We found that eligible Nepali women who had not received mammography screening had no knowledge of its availability and its importance. Primary care physicians emerged as a critical link in addressing this disparity: trust was found to be high among Nepali women with their established primary care provider.
The findings of this study suggest that the role of primary care practitioners in conversations around the importance and eligibility for mammography screening is of critical importance, especially for underserved groups with limited health knowledge of screening opportunities and potential health benefits. Follow-up research should focus on primary care practices.
本研究旨在探讨尼泊尔女性对接受乳房 X 光筛查的看法,以及她们接受或不接受筛查的动机。这项工作旨在为后续的定量分析提供假设,并为改善获得途径的政策和决策提供信息。

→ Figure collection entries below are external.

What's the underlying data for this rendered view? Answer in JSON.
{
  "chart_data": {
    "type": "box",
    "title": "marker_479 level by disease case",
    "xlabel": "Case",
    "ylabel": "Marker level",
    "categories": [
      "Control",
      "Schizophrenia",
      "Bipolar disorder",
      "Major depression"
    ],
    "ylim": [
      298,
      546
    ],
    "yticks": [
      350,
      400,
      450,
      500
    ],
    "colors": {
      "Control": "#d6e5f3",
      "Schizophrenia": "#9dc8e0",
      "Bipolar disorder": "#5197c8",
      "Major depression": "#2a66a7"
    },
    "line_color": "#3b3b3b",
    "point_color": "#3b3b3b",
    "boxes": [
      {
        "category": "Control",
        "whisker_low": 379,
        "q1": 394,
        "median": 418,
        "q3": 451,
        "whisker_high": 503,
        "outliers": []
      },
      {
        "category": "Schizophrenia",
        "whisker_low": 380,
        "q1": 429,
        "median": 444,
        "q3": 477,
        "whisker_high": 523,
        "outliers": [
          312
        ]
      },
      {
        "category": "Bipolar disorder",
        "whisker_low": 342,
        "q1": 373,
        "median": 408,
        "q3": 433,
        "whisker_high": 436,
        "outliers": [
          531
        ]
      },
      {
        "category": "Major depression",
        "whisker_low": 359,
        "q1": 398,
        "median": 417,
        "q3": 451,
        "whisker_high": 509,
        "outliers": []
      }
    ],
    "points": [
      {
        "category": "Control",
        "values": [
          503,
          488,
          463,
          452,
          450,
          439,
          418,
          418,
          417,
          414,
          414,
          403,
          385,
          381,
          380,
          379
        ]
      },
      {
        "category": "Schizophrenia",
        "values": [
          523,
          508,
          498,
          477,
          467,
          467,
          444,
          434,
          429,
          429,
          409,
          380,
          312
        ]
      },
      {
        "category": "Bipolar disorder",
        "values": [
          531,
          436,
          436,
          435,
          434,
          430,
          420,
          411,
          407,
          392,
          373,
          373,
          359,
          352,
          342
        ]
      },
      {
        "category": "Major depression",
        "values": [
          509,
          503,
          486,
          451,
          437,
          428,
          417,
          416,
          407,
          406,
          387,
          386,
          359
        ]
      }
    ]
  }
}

我们在美国东北部的一家当地社区健康中心对 9 名接受护理的尼泊尔女性和在东北部一家大型学术医疗中心接受乳房 X 光检查的 9 名白人女性进行了结构化定性访谈。我们使用混合演绎(内容分析)和归纳(扎根理论)方法分析转录本。演绎代码是从健康信念模型中生成的,该模型指出,一个人对疾病的实际威胁的信念以及他们对推荐的卫生服务或行为或行动的有效性的信念,将预测该人采用该行为的可能性。我们比较和对比了两组的定性结果。
我们发现,未接受乳房 X 光筛查的合格尼泊尔女性对其可及性和重要性一无所知。初级保健医生被认为是解决这一差距的关键环节:尼泊尔女性对其既定的初级保健提供者表现出高度的信任。
这项研究的结果表明,初级保健医生在讨论乳房 X 光筛查的重要性和资格方面的作用至关重要,特别是对于那些对筛查机会和潜在健康益处的健康知识有限的服务不足群体。后续研究应集中在初级保健实践上。